If everything worked, you should have gotten no output, but you should be able to find an eos-results.json with the following content
{"output.structure.lattice.volume": 59.29814953343786, "output.energy_per_atom": -3.69701308}
{"output.structure.lattice.volume": 62.59247826860741, "output.energy_per_atom": -3.7349166475}
{"output.structure.lattice.volume": 65.88683660010845, "output.energy_per_atom": -3.74616541}
{"output.structure.lattice.volume": 69.1811925337604, "output.energy_per_atom": -3.73751932}
{"output.structure.lattice.volume": 72.47551533513209, "output.energy_per_atom": -3.7138362225}
We need to format this file to actual JSON to more easily load the results in Python. Add a “data” property name, extra curly braces and brackets around all of the data and a comma on each line, making the results a list. The file eos-results.json should look like
{"data":
[
{"output.structure.lattice.volume": 59.29814953343786, "output.energy_per_atom": -3.69701308},
{"output.structure.lattice.volume": 62.59247826860741, "output.energy_per_atom": -3.7349166475},
{"output.structure.lattice.volume": 65.88683660010845, "output.energy_per_atom": -3.74616541},
{"output.structure.lattice.volume": 69.1811925337604, "output.energy_per_atom": -3.73751932},
{"output.structure.lattice.volume": 72.47551533513209, "output.energy_per_atom": -3.7138362225}
]
}
Analyzing the results¶
Finally, we’ll plot the EOS results that we saved in the last section. Simply add the following Python script (eos-analysis.py) to your folder and run it
# eos-analysis.py
import json
import matplotlib
matplotlib.use('Agg') # a little magic for matplotlib to work without a $DISPLAY set
from matplotlib import pyplot as plt
# load the results as JSON
with open('eos-results.json') as f:
eos_results = json.load(f)
# get the results into lists of volumes and energies
volumes = []
energies = []
for entry in eos_results['data']:
volumes.append(entry['output.structure.lattice.volume'])
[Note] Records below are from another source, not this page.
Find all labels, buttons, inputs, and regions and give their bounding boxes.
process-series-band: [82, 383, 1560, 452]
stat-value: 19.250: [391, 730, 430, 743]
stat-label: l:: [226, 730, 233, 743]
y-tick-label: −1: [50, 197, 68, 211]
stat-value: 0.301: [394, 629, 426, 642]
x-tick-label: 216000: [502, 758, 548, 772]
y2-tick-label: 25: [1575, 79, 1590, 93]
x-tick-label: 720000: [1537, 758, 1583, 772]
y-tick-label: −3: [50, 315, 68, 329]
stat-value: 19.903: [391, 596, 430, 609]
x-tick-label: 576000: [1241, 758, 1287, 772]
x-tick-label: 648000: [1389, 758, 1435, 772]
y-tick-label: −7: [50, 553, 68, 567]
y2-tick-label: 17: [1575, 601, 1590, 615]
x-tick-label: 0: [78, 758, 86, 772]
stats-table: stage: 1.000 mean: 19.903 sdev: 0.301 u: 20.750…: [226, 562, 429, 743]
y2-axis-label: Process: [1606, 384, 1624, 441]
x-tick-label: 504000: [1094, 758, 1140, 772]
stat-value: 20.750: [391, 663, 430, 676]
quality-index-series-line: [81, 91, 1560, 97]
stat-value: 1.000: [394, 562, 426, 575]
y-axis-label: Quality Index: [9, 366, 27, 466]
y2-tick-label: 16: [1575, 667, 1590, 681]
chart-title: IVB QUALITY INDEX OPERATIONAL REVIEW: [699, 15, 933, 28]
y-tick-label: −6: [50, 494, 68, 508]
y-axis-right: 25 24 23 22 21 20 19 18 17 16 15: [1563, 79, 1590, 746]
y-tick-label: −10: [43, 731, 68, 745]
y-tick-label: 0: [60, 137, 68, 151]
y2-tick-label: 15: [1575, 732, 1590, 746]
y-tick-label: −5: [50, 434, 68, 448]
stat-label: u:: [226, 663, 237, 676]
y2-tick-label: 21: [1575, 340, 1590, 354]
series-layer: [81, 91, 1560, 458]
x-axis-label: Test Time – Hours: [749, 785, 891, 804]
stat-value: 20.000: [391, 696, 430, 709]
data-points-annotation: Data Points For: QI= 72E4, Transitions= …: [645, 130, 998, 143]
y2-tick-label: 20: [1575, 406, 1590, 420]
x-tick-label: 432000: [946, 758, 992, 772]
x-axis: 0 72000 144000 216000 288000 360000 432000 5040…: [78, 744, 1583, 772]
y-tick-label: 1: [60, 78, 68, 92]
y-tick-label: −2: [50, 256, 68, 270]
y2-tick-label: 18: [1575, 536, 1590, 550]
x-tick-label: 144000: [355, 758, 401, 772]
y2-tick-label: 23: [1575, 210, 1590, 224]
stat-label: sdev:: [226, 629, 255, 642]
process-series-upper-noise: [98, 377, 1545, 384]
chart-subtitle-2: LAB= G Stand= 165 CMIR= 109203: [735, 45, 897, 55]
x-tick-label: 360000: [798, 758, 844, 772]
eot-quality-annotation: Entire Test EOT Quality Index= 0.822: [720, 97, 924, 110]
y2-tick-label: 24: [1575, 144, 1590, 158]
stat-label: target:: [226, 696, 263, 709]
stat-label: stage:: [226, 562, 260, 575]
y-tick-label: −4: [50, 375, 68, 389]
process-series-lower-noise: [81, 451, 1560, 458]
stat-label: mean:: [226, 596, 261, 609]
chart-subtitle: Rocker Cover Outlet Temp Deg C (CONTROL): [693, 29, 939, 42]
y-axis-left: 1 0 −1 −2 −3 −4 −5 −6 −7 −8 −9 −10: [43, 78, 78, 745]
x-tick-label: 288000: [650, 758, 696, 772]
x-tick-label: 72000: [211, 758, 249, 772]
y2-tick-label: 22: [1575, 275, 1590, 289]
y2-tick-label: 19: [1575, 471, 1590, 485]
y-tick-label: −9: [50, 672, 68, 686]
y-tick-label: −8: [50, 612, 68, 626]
energies.append(entry['output.energy_per_atom'])
# set up the plot, plot the results, and save them to a file
fig = plt.figure()
ax = fig.gca()
ax.plot(volumes, energies, marker='o', linestyle='')
ax.set_title('Energy vs. Volume for Al')
ax.set_ylabel('Energy per atom (eV)')
ax.set_xlabel('Volume (A^3)')
fig.savefig('eos-energy-volume.png')
If you open the saved figure, eos-energy-volume.png, on your computer you should see the datapoints for your first automated E-V curve plotted!
Energy vs. volume curve for Al created from the EOS volume deformations.
Conclusion¶
In this tutorial you learned how run a workflow from in a YAML file without writing any code and to do the same in Python.
We have tried to provide common functionality as preset workflows in Python. Due to some current limitation in the atwf utility, some analysis tasks like the EOS Firework cannot currently be expressed in the YAML, so complete access to full preset workflows can only be achieved in Python.
To see what preset workflows can be run, see the documentation that includes them at atomate.vasp.workflows.presets. They can be set up the same way as in this tutorial.
Eventually you may want to create your own workflows that you can use and distribute. The Creating Workflows article is a guide for writing custom workflows in Python.